Georgia prosecutors intend to call Boris Epshteyn, a top lawyer and adviser to former President Donald Trump, as a witness in the upcoming trial of Kenneth Chesebro and Sidney Powell, two of Trump’s co-defendants in a sprawling racketeering case related to Trump’s effort to subvert the 2020 election.
Epshteyn is one of six witnesses who reside outside of Georgia that Fulton County District Attorney Fani Willis is attempting to summon to the state for the Oct. 23 trial, the first for any of the 19 co-defendants charged in the alleged conspiracy. Compelling his testimony may be a challenge in such a short timeframe, particularly given his attorney-client relationship with Trump.
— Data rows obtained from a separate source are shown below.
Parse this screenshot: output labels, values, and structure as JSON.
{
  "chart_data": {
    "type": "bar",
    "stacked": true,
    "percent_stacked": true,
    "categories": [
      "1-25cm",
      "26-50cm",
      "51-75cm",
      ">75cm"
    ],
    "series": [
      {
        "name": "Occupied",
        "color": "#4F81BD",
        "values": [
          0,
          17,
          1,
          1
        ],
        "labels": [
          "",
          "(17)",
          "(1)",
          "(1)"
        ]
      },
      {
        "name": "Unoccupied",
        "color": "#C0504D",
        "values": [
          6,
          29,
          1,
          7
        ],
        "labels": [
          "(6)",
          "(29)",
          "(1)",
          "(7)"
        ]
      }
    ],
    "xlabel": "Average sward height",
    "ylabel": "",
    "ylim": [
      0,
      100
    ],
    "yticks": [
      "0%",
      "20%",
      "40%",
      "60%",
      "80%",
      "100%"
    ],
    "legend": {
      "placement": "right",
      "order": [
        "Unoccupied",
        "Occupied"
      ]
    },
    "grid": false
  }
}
Other witnesses include three Republican activists who were involved in the Trump campaign’s efforts to send false slates of electors to Washington. They are Arizona’s Greg Safsten, Nevada’s Jim DeGraffenreid — who signed false documents claiming to be presidential electors from their states — and Pennsylvania’s Lawrence Tabas, a former head of the Pennsylvania GOP who dropped out before signing the false documents. Willis indicated she anticipates their testimony to reveal concerns about the legality of Chesebro’s proposals to send the “contingent” slates and sign documents claiming to be legitimate electors despite Biden’s win in their states.
Willis’ requests, unveiled in court documents made public Thursday, provide some of the clearest insight yet into her trial strategy and the case she intends to lay out against Trump and his co-defendants.
For example, she says Epshteyn can testify about his contacts with Powell related to a November 2020 press conference in which Powell alleged that the “algorithm” used by Dominion Voting Systems machines could flip votes from Trump to Joe Biden. Willis also noted that Epshteyn was in touch with key lawyers orchestrating Trump’s last-ditch bid to stay in power, including Chesebro and John Eastman.
Willis is also seeking testimony from Lin Wood, an attorney who aligned with Powell and some of her discredited efforts to claim that Dominion machines had been manipulated to deliver the election to Biden. Wood hosted Powell and other allies, like former Trump national security adviser Mike Flynn, at his South Carolina estate, and Willis indicated it was there that Powell drafted a plan to seize Dominion voting machines. A second witness related to that meeting, Aaron Vick, is also on Willis’ list.
Prosecutors have charged Powell with overseeing an effort to illegally access voting equipment in Coffee County, Ga. as part of that larger plan. Powell has argued that she had no role in orchestrating the effort.
Chesebro and Powell elected to have speedy trials, which under Georgia law required them to face a jury by early November. Prosecutors have said they intend to offer the full suite of evidence that they intend to bring out against all 19 defendants, including Trump, in the trial, which they say could last months.
To compel the attendance of witnesses from out of state, Willis must secure a court order from their home districts — a process similar to what she undertook to demand their testimony during her investigation. Some of her efforts met resistance from witnesses who challenged her authority to compel testimony, but courts — from local and state all the way up to the U.S. Supreme Court — largely backed her efforts.